Like a shaded pole induction motor, they use field coils with additional copper shading coils (see the illustration) to produce a weakly rotating magnetic field. But unlike a shaded pole induction motor (which uses a squirrel cage rotor), the synchronous version of this motor uses a magnetized rotor. This rotor rotates synchroniously with the rotating magnetic field: if the rotor begins to lag behind the rotating field, driving torque increases and the rotor speeds up slightly until the rotor's position within the rotating field is a point where torque = drag; similarly, if the rotation of the field slows down, the rotor will advance relative to the field, torque will decline, or even become negative, slowing the speed of the rotor until it again reaches a position relative to the field where torque = drag.

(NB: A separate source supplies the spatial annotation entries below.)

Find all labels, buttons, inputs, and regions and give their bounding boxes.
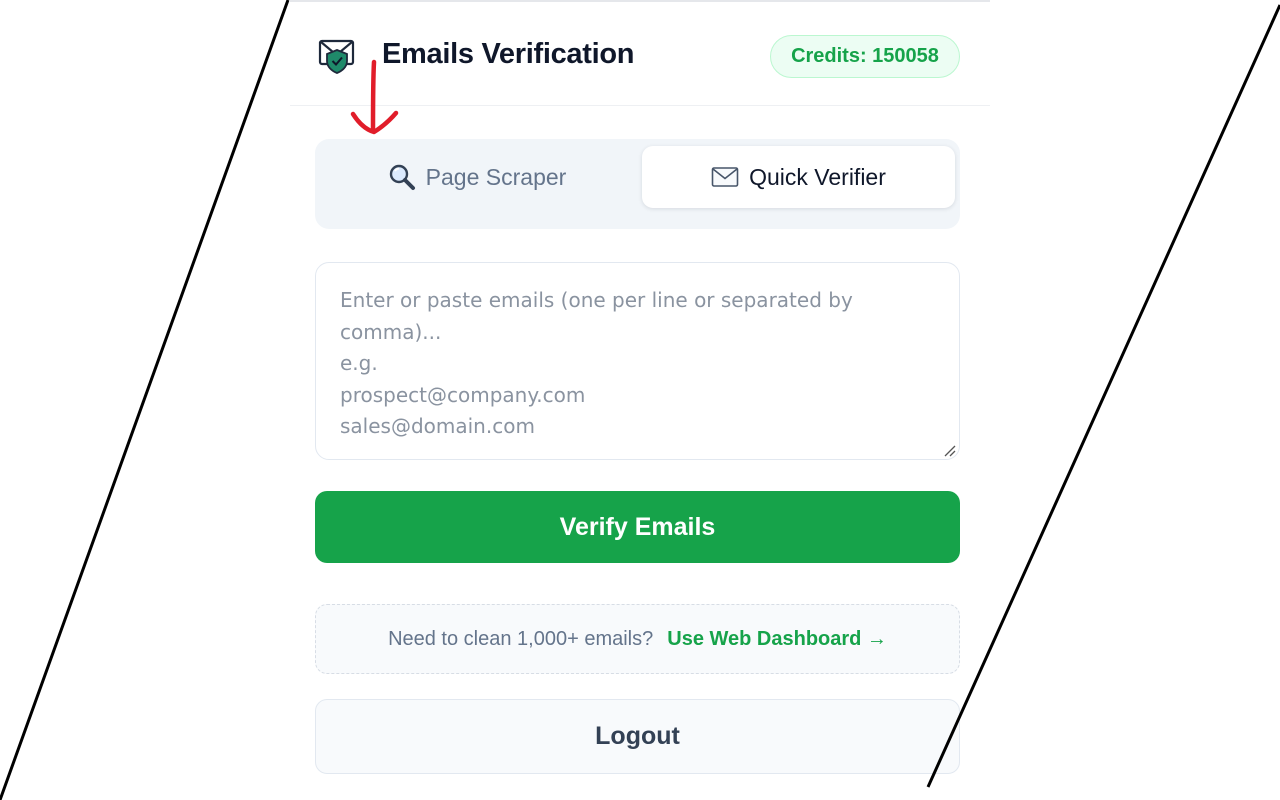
resize-handle-icon[interactable] [942, 443, 956, 457]
magnifier-icon [389, 164, 415, 190]
mode-tabs: Page Scraper Quick Verifier [315, 139, 960, 229]
logout-button[interactable]: Logout [315, 699, 960, 774]
web-dashboard-promo: Need to clean 1,000+ emails? Use Web Das… [315, 604, 960, 674]
verify-emails-button[interactable]: Verify Emails [315, 491, 960, 563]
tab-quick-verifier[interactable]: Quick Verifier [642, 146, 955, 208]
shield-envelope-logo-icon [318, 39, 355, 74]
email-list-input[interactable] [315, 262, 960, 460]
page-title: Emails Verification [382, 38, 635, 70]
left-diagonal-divider [0, 0, 290, 800]
tab-page-scraper[interactable]: Page Scraper [322, 146, 632, 208]
popup-header: Emails Verification Credits: 150058 [290, 2, 990, 106]
screenshot-stage: Emails Verification Credits: 150058 Page… [0, 0, 1280, 800]
credits-badge: Credits: 150058 [770, 35, 960, 78]
tab-quick-verifier-label: Quick Verifier [749, 163, 886, 190]
dashboard-promo-text: Need to clean 1,000+ emails? [388, 627, 654, 650]
envelope-icon [711, 167, 739, 187]
extension-popup: Emails Verification Credits: 150058 Page… [290, 0, 990, 800]
tab-page-scraper-label: Page Scraper [425, 163, 567, 190]
use-web-dashboard-link[interactable]: Use Web Dashboard → [667, 628, 887, 651]
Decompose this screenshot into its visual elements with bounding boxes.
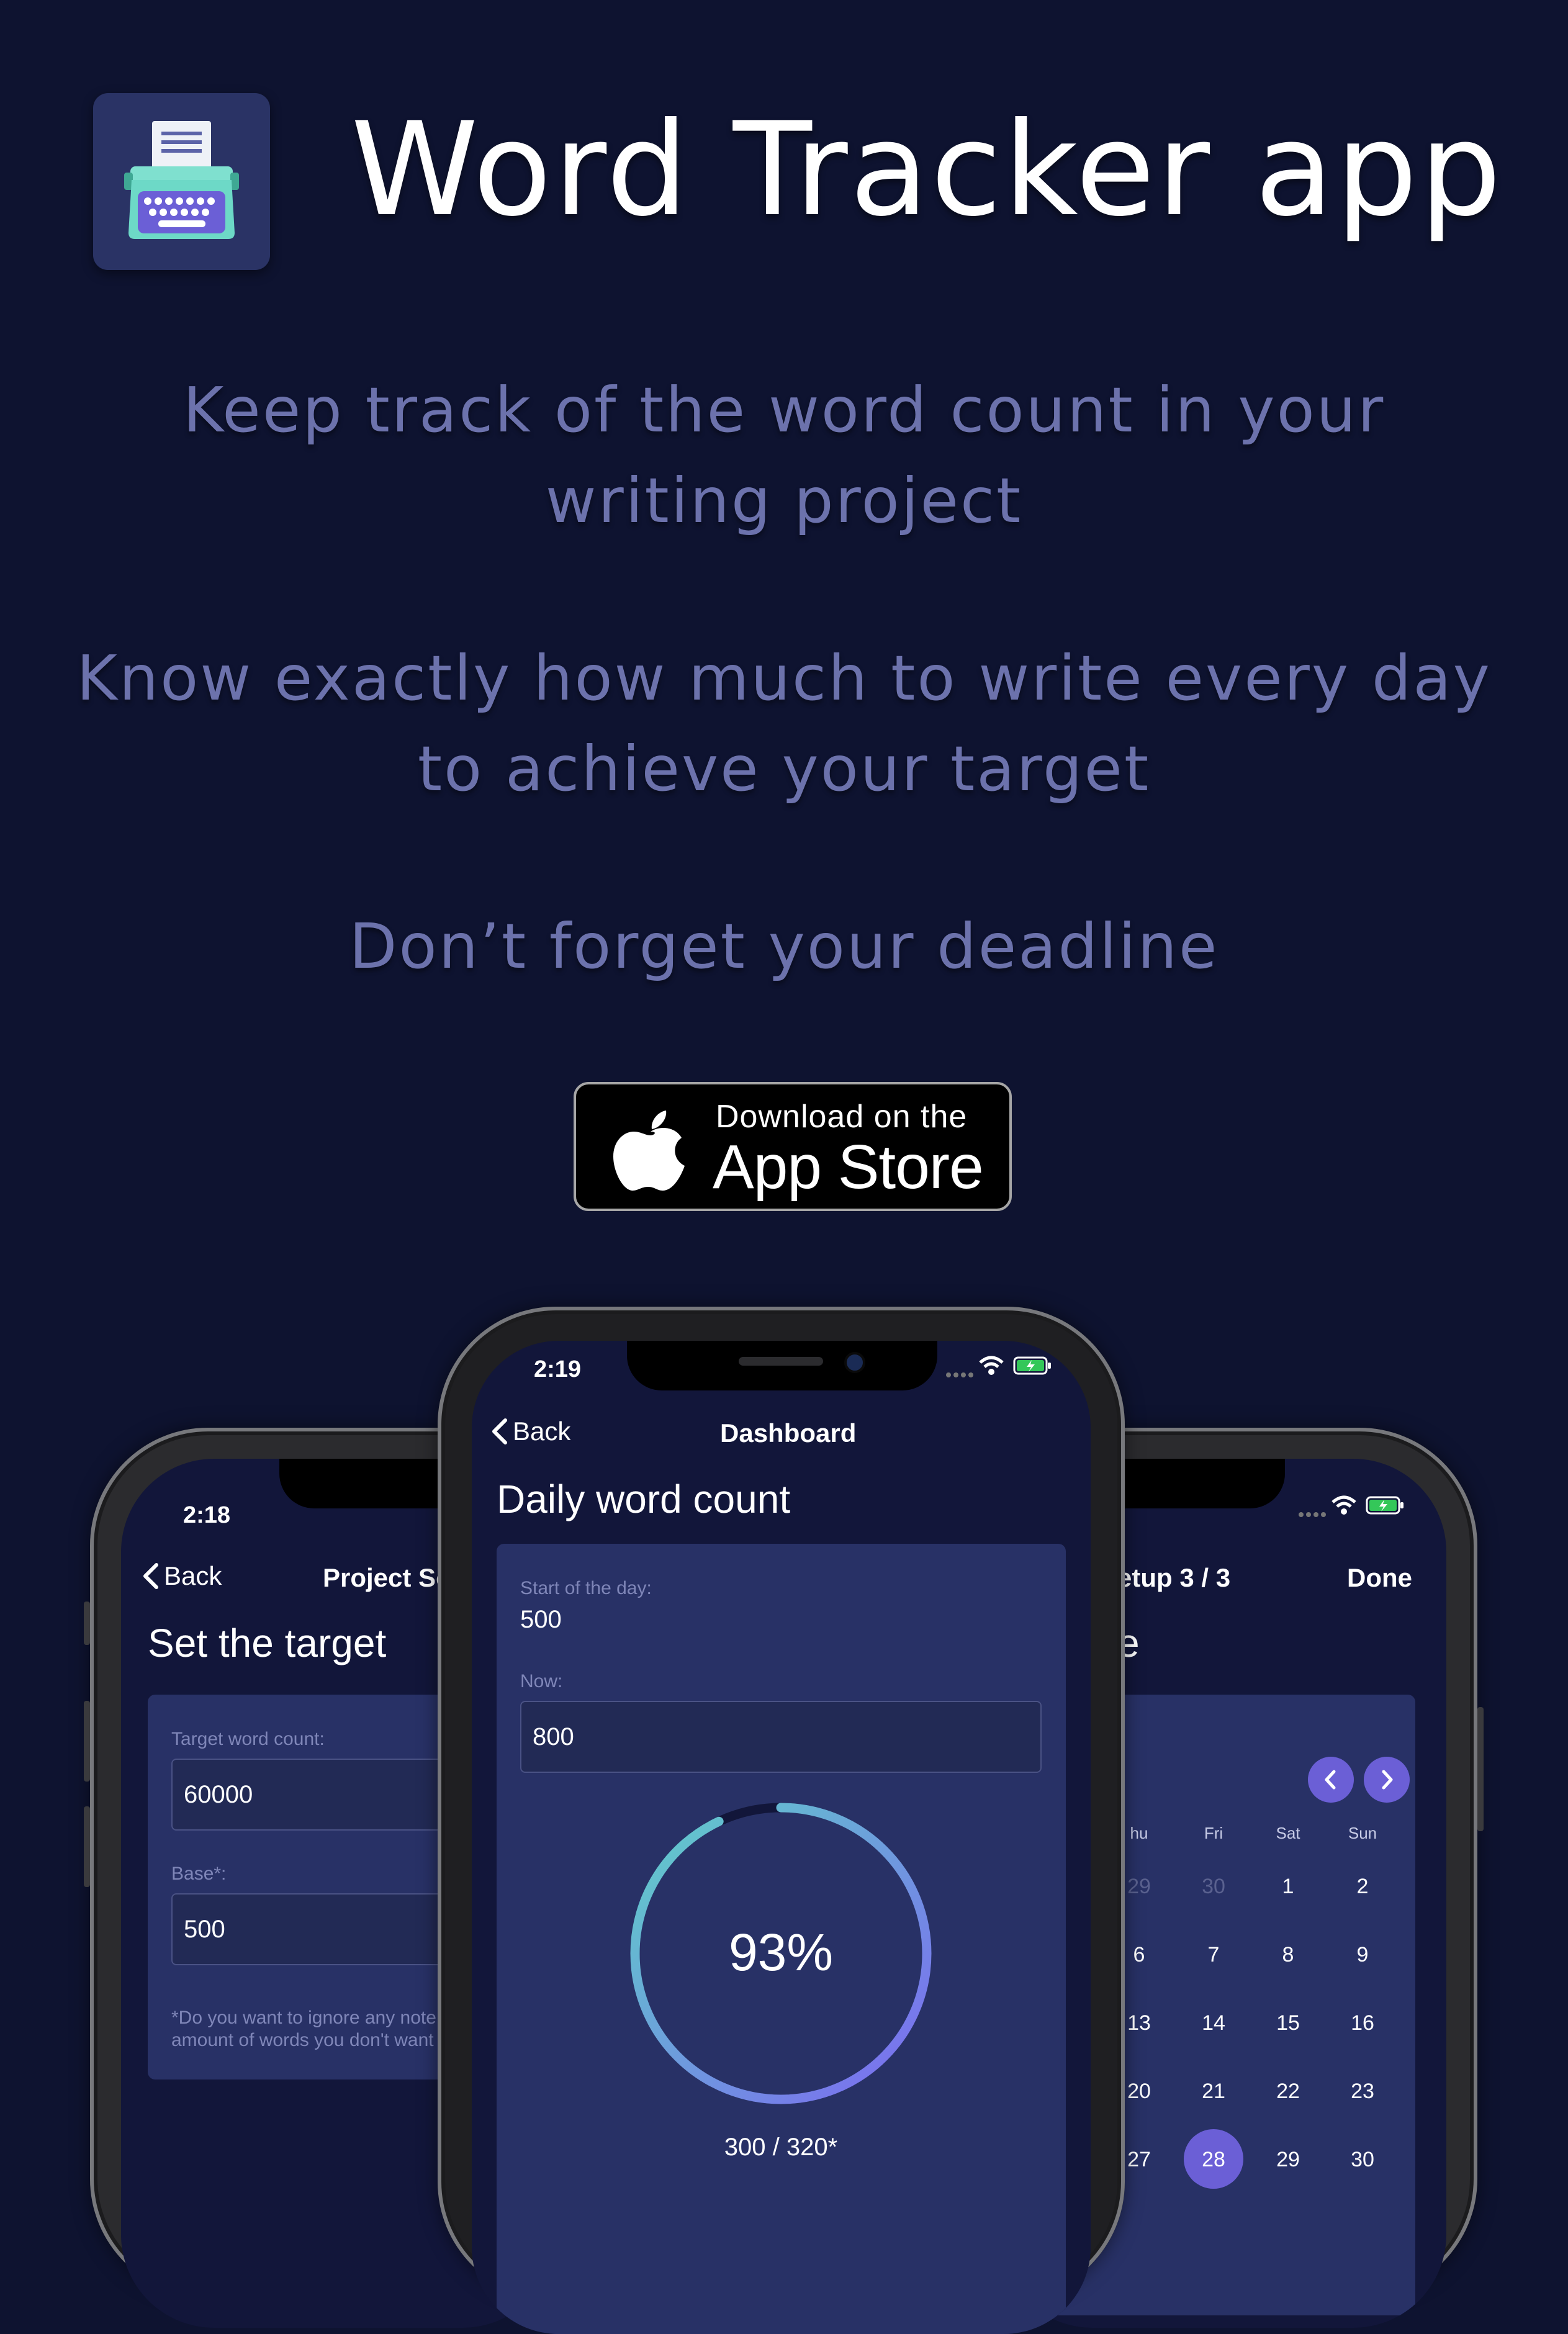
now-input[interactable]: 800 [520, 1701, 1042, 1773]
battery-icon [1366, 1496, 1404, 1515]
chevron-right-icon [1382, 1770, 1393, 1790]
phone-side-button [84, 1602, 90, 1645]
status-time: 2:19 [534, 1356, 582, 1382]
calendar-day[interactable]: 30 [1183, 1875, 1245, 1899]
calendar-day[interactable]: 22 [1257, 2079, 1319, 2104]
weekday-header: Fri [1204, 1824, 1223, 1842]
signal-icon [1299, 1512, 1326, 1517]
calendar-day[interactable]: 23 [1331, 2079, 1394, 2104]
signal-icon [946, 1372, 973, 1377]
badge-big-text: App Store [713, 1132, 984, 1202]
calendar-prev-button[interactable] [1308, 1757, 1354, 1803]
app-store-badge[interactable]: Download on the App Store [574, 1082, 1012, 1211]
base-label: Base*: [171, 1863, 227, 1884]
calendar-day[interactable]: 30 [1331, 2148, 1394, 2172]
back-label: Back [164, 1561, 222, 1590]
phone-side-button [84, 1806, 90, 1887]
chevron-left-icon [1325, 1770, 1336, 1790]
phone-center: 2:19 Back Dashboard Daily word count Sta… [438, 1307, 1125, 2334]
wifi-icon [1331, 1495, 1356, 1515]
camera [844, 1352, 865, 1373]
back-label: Back [513, 1417, 571, 1446]
now-label: Now: [520, 1671, 563, 1692]
calendar-day[interactable]: 2 [1331, 1875, 1394, 1899]
phone-center-screen: 2:19 Back Dashboard Daily word count Sta… [472, 1341, 1091, 2334]
calendar-day[interactable]: 15 [1257, 2011, 1319, 2035]
typewriter-icon [124, 121, 239, 239]
tagline-word-count: Keep track of the word count in your wri… [182, 374, 1386, 537]
daily-count-card: Start of the day: 500 Now: 800 93% 300 /… [497, 1544, 1066, 2334]
base-note: *Do you want to ignore any note amount o… [171, 2007, 436, 2050]
status-time: 2:18 [183, 1502, 231, 1528]
calendar-day[interactable]: 8 [1257, 1943, 1319, 1967]
start-value: 500 [520, 1606, 562, 1633]
chevron-left-icon [143, 1563, 158, 1589]
calendar-day-selected[interactable]: 28 [1183, 2148, 1245, 2172]
back-button[interactable]: Back [142, 1561, 222, 1591]
start-label: Start of the day: [520, 1578, 652, 1598]
page-title: Daily word count [497, 1477, 791, 1521]
nav-title: etup 3 / 3 [1117, 1563, 1231, 1592]
calendar-day[interactable]: 9 [1331, 1943, 1394, 1967]
calendar-next-button[interactable] [1364, 1757, 1410, 1803]
back-button[interactable]: Back [490, 1417, 570, 1446]
nav-title: Project Se [323, 1563, 451, 1592]
wifi-icon [979, 1356, 1004, 1375]
calendar-day[interactable]: 1 [1257, 1875, 1319, 1899]
page-title: Set the target [148, 1621, 387, 1665]
calendar-day[interactable]: 7 [1183, 1943, 1245, 1967]
target-label: Target word count: [171, 1729, 325, 1749]
weekday-header: Sat [1276, 1824, 1300, 1842]
app-title: Word Tracker app [351, 95, 1503, 245]
apple-logo-icon [613, 1111, 685, 1191]
phone-side-button [1477, 1707, 1484, 1831]
phone-side-button [84, 1701, 90, 1782]
tagline-deadline: Don’t forget your deadline [349, 910, 1219, 983]
badge-small-text: Download on the [716, 1099, 968, 1135]
weekday-header: Sun [1348, 1824, 1377, 1842]
phone-notch [627, 1341, 937, 1390]
calendar-day[interactable]: 16 [1331, 2011, 1394, 2035]
chevron-left-icon [492, 1418, 507, 1444]
calendar-day[interactable]: 29 [1257, 2148, 1319, 2172]
battery-icon [1013, 1356, 1051, 1375]
tagline-daily-target: Know exactly how much to write every day… [76, 642, 1492, 805]
progress-percent: 93% [728, 1923, 834, 1981]
speaker [739, 1357, 823, 1366]
calendar-day[interactable]: 21 [1183, 2079, 1245, 2104]
progress-caption: 300 / 320* [724, 2133, 838, 2161]
done-button[interactable]: Done [1347, 1563, 1412, 1593]
app-icon [93, 93, 270, 270]
nav-title: Dashboard [720, 1418, 857, 1448]
calendar-day[interactable]: 14 [1183, 2011, 1245, 2035]
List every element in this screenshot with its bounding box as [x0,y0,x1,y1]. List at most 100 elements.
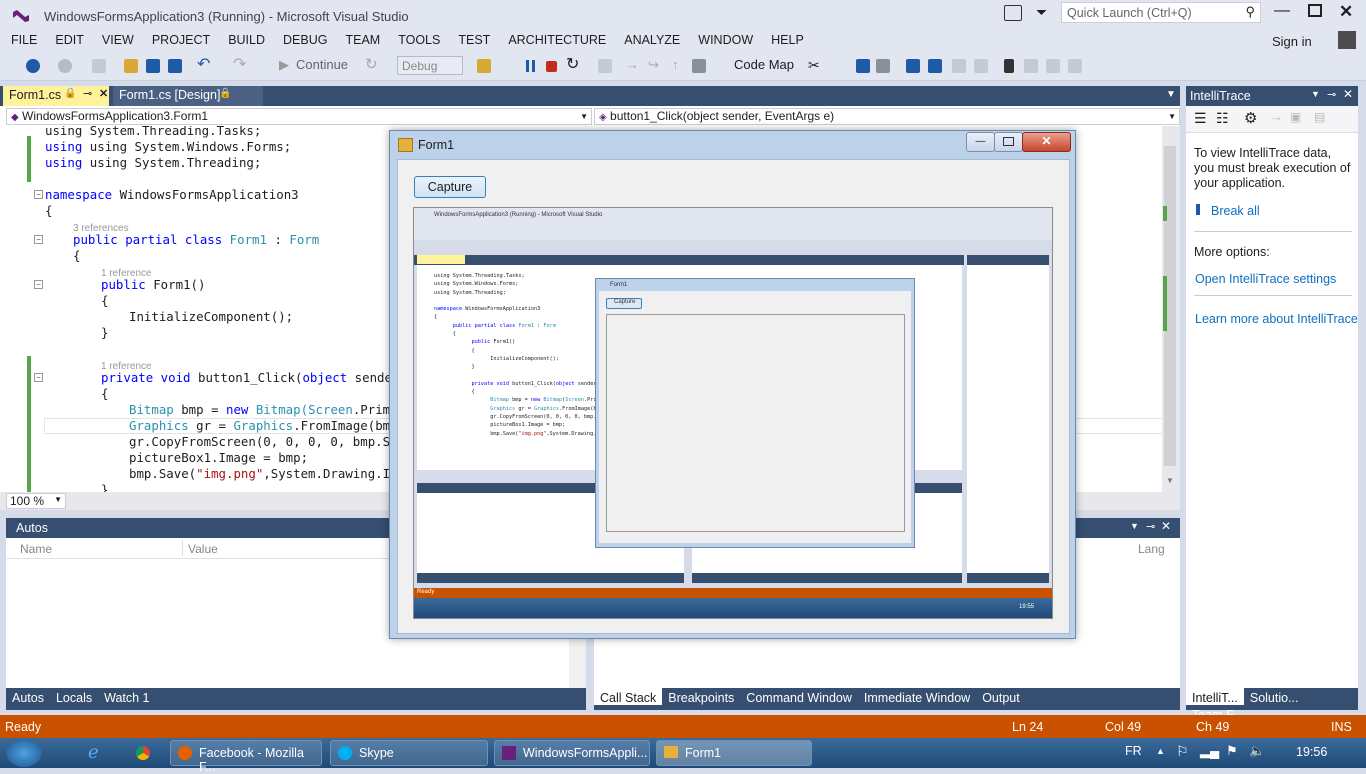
quick-launch-input[interactable]: Quick Launch (Ctrl+Q) ⚲ [1061,2,1261,23]
show-next-statement-icon[interactable] [598,59,612,73]
open-settings-link[interactable]: Open IntelliTrace settings [1195,272,1336,286]
action-center-icon[interactable]: ⚐ [1176,743,1189,760]
network-signal-icon[interactable]: ▂▄ [1200,743,1219,759]
close-panel-icon[interactable]: ✕ [1161,519,1171,533]
code-map-icon[interactable] [692,59,706,73]
menu-window[interactable]: WINDOW [689,30,762,47]
form-minimize-button[interactable]: — [966,132,995,152]
forward-icon[interactable] [58,59,72,73]
menu-view[interactable]: VIEW [93,30,143,47]
close-button[interactable]: ✕ [1339,2,1353,22]
zoom-select[interactable]: 100 % ▼ [6,493,66,509]
taskbar-item-form1[interactable]: Form1 [656,740,812,766]
restart-debugging-icon[interactable]: ↻ [566,54,579,74]
step-into-icon[interactable]: → [626,57,639,72]
clear-bookmarks-icon[interactable] [1068,59,1082,73]
maximize-button[interactable] [1308,4,1322,17]
tab-output[interactable]: Output [976,688,1026,705]
forward-arrow-icon[interactable]: → [1270,109,1283,124]
member-combo[interactable]: ◈ button1_Click(object sender, EventArgs… [594,108,1180,125]
indent-icon[interactable] [928,59,942,73]
network-error-icon[interactable]: ⚑ [1226,743,1238,759]
events-view-icon[interactable]: ☷ [1216,110,1229,127]
find-in-files-icon[interactable] [477,59,491,73]
tab-autos[interactable]: Autos [6,688,50,705]
start-button-icon[interactable] [6,739,42,767]
tab-locals[interactable]: Locals [50,688,98,705]
account-avatar[interactable] [1338,31,1356,49]
menu-help[interactable]: HELP [762,30,813,47]
close-tab-icon[interactable]: ✕ [99,87,108,100]
tab-dropdown-icon[interactable]: ▼ [1166,89,1176,100]
next-bookmark-icon[interactable] [1046,59,1060,73]
tab-immediate-window[interactable]: Immediate Window [858,688,976,705]
minimize-button[interactable]: — [1274,2,1290,20]
bookmark-icon[interactable] [1004,59,1014,73]
pin-icon[interactable]: ⊸ [1327,88,1336,101]
tab-solution-explorer[interactable]: Solutio... [1244,688,1305,705]
menu-build[interactable]: BUILD [219,30,274,47]
menu-test[interactable]: TEST [449,30,499,47]
gear-icon[interactable]: ⚙ [1244,109,1257,127]
internet-explorer-icon[interactable]: ℯ [88,742,99,763]
new-project-icon[interactable] [92,59,106,73]
chrome-icon[interactable] [136,746,150,760]
menu-project[interactable]: PROJECT [143,30,219,47]
menu-file[interactable]: FILE [0,30,46,47]
save-all-icon[interactable] [168,59,182,73]
autos-col-name[interactable]: Name [20,542,52,556]
back-icon[interactable] [26,59,40,73]
open-file-icon[interactable] [124,59,138,73]
uncomment-icon[interactable] [974,59,988,73]
tab-watch1[interactable]: Watch 1 [98,688,155,705]
clock[interactable]: 19:56 [1296,745,1327,759]
taskbar-item-skype[interactable]: Skype [330,740,488,766]
language-indicator[interactable]: FR [1125,744,1142,758]
prev-bookmark-icon[interactable] [1024,59,1038,73]
continue-button[interactable]: Continue [296,57,348,72]
restart-icon[interactable]: ↻ [365,55,378,73]
step-out-icon[interactable]: ↑ [672,57,679,72]
save-icon[interactable] [146,59,160,73]
callstack-col-lang[interactable]: Lang [1138,542,1165,556]
outdent-icon[interactable] [906,59,920,73]
filter-icon[interactable]: ⏷ [1036,4,1047,21]
menu-debug[interactable]: DEBUG [274,30,336,47]
break-all-link[interactable]: Break all [1211,204,1260,218]
menu-edit[interactable]: EDIT [46,30,92,47]
tab-form1-cs[interactable]: Form1.cs 🔒 ⊸ ✕ [3,86,109,106]
class-combo[interactable]: ◆ WindowsFormsApplication3.Form1 ▼ [6,108,592,125]
stop-debugging-icon[interactable] [546,61,557,72]
taskbar-item-firefox[interactable]: Facebook - Mozilla F... [170,740,322,774]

Because of this, these motors are often used to drive electric clocks and, occasionally, phonograph turntables. In these applications, the speed of the motor is as accurate as the frequency of the mains power applied to the motor.
Frequently, the rotor and its associated reduction geartrain is encased in an aluminium, copper, or plastic enclosure; the enclosed rotor is driven magnetically through the enclosure. Such geared motors are commonly available with the final output shaft or gear rotating from 600 RPM down to as low as 1/168 Revolution Per Hour (1 Revolution Per Week!).
A further development dispenses with the shading rings altogether. The application of power giving the magnetised rotor enough of a 'flick' to move it fast enough to establish synchronism. A mechanical means prevents the rotor from starting in the wrong direction. This design will only work satisfactorily if the standstill load is near to zero and has very little inertia.
Even by the standards of shaded pole motors, the power output of these motors is usually very low. Because there is often no explicit starting mechanism, the rotor of a motor operating from a constant frequency mains supply must be very light so that it is capable of reaching running speed within one cycle of the mains frequency. Alternatively, the rotor may be provided with a squirrel cage, so that the motor starts like an induction motor, once the rotor is pulled into synchronism with its magnet, the squirrel cage has no current induced in it and so plays no further part in the operation.
In more recent times, the use of variable frequency controls permits synchronous motors to start slowly and deliver more torque.